I'm not being rude but make it look as official as possible ,as if you got legal advice.

State that you wish for rent refund/compensation and that you will not pay rent till fixed.
Failing a satisfactory answer by XXX then tell them you will fix at your own expence.

Keep copies of everything yous end and write down detaukls of each phone call.

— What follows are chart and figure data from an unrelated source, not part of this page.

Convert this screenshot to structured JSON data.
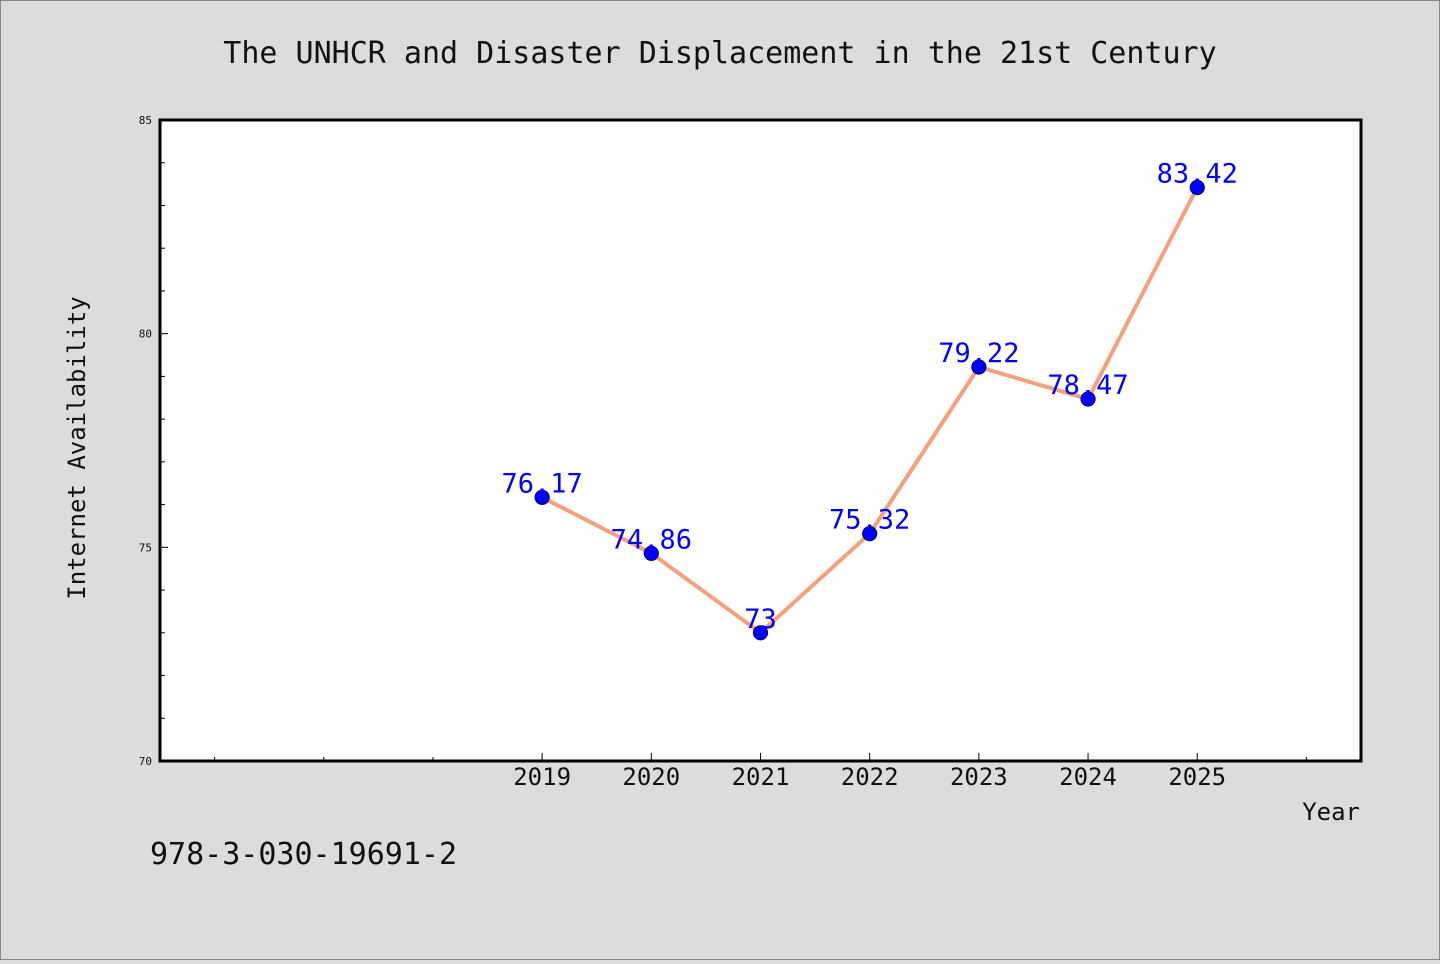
{
  "chart_data": {
    "type": "line",
    "title": "The UNHCR and Disaster Displacement in the 21st Century",
    "xlabel": "Year",
    "ylabel": "Internet Availability",
    "x": [
      2019,
      2020,
      2021,
      2022,
      2023,
      2024,
      2025
    ],
    "x_tick_labels": [
      "2019",
      "2020",
      "2021",
      "2022",
      "2023",
      "2024",
      "2025"
    ],
    "series": [
      {
        "values": [
          76.17,
          74.86,
          73,
          75.32,
          79.22,
          78.47,
          83.42
        ],
        "data_labels": [
          "76.17",
          "74.86",
          "73",
          "75.32",
          "79.22",
          "78.47",
          "83.42"
        ],
        "line_color": "#f4a07c",
        "marker_color": "#0000ff"
      }
    ],
    "xlim": [
      2015.5,
      2026.5
    ],
    "ylim": [
      70,
      85
    ],
    "y_tick_values": [
      70,
      75,
      80,
      85
    ],
    "y_tick_labels": [
      "70",
      "75",
      "80",
      "85"
    ],
    "grid": false,
    "legend": "none",
    "annotation": "978-3-030-19691-2",
    "colors": {
      "background": "#dcdcdc",
      "plot_background": "#ffffff",
      "data_label": "#0000ff"
    }
  }
}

If all above is too stressful to do then maybe you should actualy see a solicitor,but I've found they are usually quick to charge and slow to act.


----------



## alex24 (27 Aug 2011)

Contact your local Co. Co. and request an Environmental Health Officers Report. They are specifically there to inspect private rented properties and ensure they meet minimum housing standards. A ras scheme is covered by this. The inspection is free an the EHO will issue an order of what work has to be completed and in what time scale.


----------



## clover101 (30 Aug 2011)

I had a guy from the EHO out for inspection he said that he would get intouch with my landlord. 
today the landlord came over and he is fixing the bathroom right now. i am very happy about that.
but the landlord is refusing to repalce anything else that brakes in the house because he said he cant afford to. my oven is broke and my washing machine isnt working properly either.
The landlord said i have to replace these things myself anything else that brakes and when i move i can take them with me he also said im LUCKY that he was fixing the bathroom at all.
The people in the council arent givin me any answers about that. 
When the landlord is finished the bathroom il be going up to see someone in the council to tell them he isnt replaceing any other things in the house.
I wish i could move house...


----------



## round1 (30 Aug 2011)

Your landlord is obliged to carry out necessary repairs under the RAS scheme. You should contact the housing organisation Threshold for advice.


----------



## Knuttell (31 Aug 2011)

Push the council to rehouse you,this guy is a complete amateur and is too stupid to know when he has it good.He is in breach of his agreement,he has to repair or replace in a timely fashion appliances etc that break down...I have to say I personally would not be putting up with someone like him,he is in for a rude awakening when the property is removed from the RAS panel...serves him right frankly.


----------



## alex24 (3 Sep 2011)

Your landlord is in breach of his obligations. Write a letter to him outlining the exact repairs needed and give him a specified  to do. If he does not reply open a case with PRTB for breach of obligations. It costs €25 and no solicitor is needed. You can include a copy of EHO report. He needs to be taught that he has to provide the service he is paid for.


----------